▪︎ IV ▪︎ Kızarmış Çeyrek Pekin Ördeği ➶

222 28 45
                                    

Herkese merhabaaaa! Karabatak'ın ilk üç bölümünün okunma sayısı 500'ü geçmiş. Bunca zamandır beni çok mutlu ettiniz gerçekten ❤ Gitgise çoğaldığımızı görmek müthiş bir şey.

Bu bölüm hakkındaki düşüncelerinizi ne kadar çok merak ettiğimi bilemezsiniz. Yavaştan diğer karakterleri tanıtmaya başlamak, geleceğe yönelik birkaç olayı şöyle hafifçene dürterek tetiklemek istedim.

Bu bölüm için kısıtlı bir zamanım olmasına rağmen çok emek harcadım. Bu yüzden sizin de ne düşindüğünüzü bilmeyi çok isterim. Yorumlarınızı okumaktan inanııllmaaz keyif alıyorum, lütfen beni bundan mahrum bırakmayın.

Sizleri çooooook seviyorum iyi ki varsınız ❤

▪︎ IV ▪︎

Kızarmış Çeyrek Pekin Ördeği

♤♡◇♧

İki defa şoka uğradım. Hayır, hayır üç defa...

İlki benim için oldukça sıradan olan bir soruyu ona yönelttiğimde sebebini anlayamadığım bir biçimde verdiği abartılı tepki ve girdiği ufak sinir krizini gördüğümde oldu. Ne yapacağımı bilemeyerek öylece kaldım. Karşımda hiddetle ağlayan genç bir kız vardı ve ben bu durumu yönetemiyordum.

İkincisi dedeme adıyla seslendiğinde oldu. Onu tanımasını beklemiyordum. Bu da bende neyi ne kadar bildiğine dair şüphe uyandırıyordu.

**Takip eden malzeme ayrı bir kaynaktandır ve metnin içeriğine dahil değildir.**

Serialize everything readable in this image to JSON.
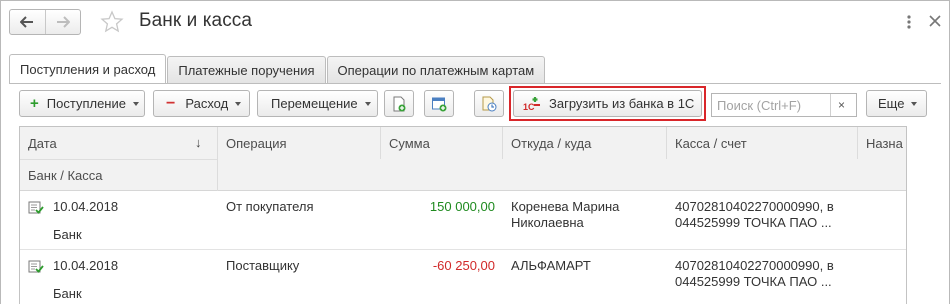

Üçüncüsü ise, hayır sorduğu sorularda değildi. Bu soruların cevaplarını bilmediğimi sanıyordu. Bu konuda yanılıyordu. Üçüncüsü dedemin onun sorularına verdiği yanıttı. 

Şaşkın bakışlarım dedemin sırtında geziniyordu. Ağır ve yavaş adımlarla ona ilerlediğinde onu durdurmak ve bu ne olduğu belli olmayan kızdan uzaklaştırmak istedim. Kıza hiç güvenmiyordum. Çok iyi bir yalancıydı, onun gözlerine bakarken hiçbir şey olmasa bile sürekli bir dolaplar çevirdiğini hissediyor ama bunları anlayamadığım için kendime kızıyordum.

Dedem onun oturduğu sandalyenin tam karşısındaki sandalyenin sırt kısmına tutundu. "Küçük hanım," dedi oldukça sakin bir tavırla. Hoşnutsuz bir ifadeyle kıza baktım. Ağlamaktan gözlerinden akan siyah boyaların yanaklarında bıraktığı lekeleri görüyordum. Dişlerini sıkıyordu, çenesi çok gergindi

Ona sorduğum aptal bir soru onu böyle bir hale getirecek kadar nasıl lanet olası bir anlam ifade ediyordu bilmiyorum. 

"Belli ki bir şeyler duymuşsunuz, biliyorsunuz. Fakat siz bildiklerinizin doğruluğundan nasıl bu kadar emin konuşabiliyorsunuz?" Kız bir şey söylemeyince devam etti. "Eminim ki çok zeki bir kızsınız Defne. Olmasaydınız burada sizinle bu konuşmayı yapıyor olmazdık." Dedeme baktım ters ters. Niye bu kadar kibar davranıyordu ona?

"Ne istiyorsunuz benden?"

Dedem onun sorusunu görmezden geldi. "Sizin benim hakkımda duyduklarınız gibi bana da sizin hakkınızda havadisler ulaştı zamanında. İtibarınızda düzeltmeniz gereken şeyler var sanırım, insanlar pek iyi şeyler konuşmuyorlar. Özellikle de sizin eski dostum Dündar'ın evlatlığı olma konusunun hakkını gerçekten verdiğinizi söylüyorlar." O heriften ilk defa 'eski dostum' olarak bahsettiğini duydum dedemin. İğrenç, mide bulandırıcı bir şey gibi geldi bu kulağıma. "Bu da bende, ona olan sevgi ve güveninizin sonsuz olduğuna dair bir izlenim oluşturuyor. Yanlış anlamayın, bunun için sizi suçlamıyorum. Hiçbir çocuğa babasını sevdiği için kızamayız. Öyle değil mi? Lakin, söyleyin bana lütfen... Suç dosyası bu kadar kabarık olan bir katil sizin güveninizi hak edecek ne yaptı?" Cevabının olumsuz olduğundan emin olarak sordu bu soruyu dedem.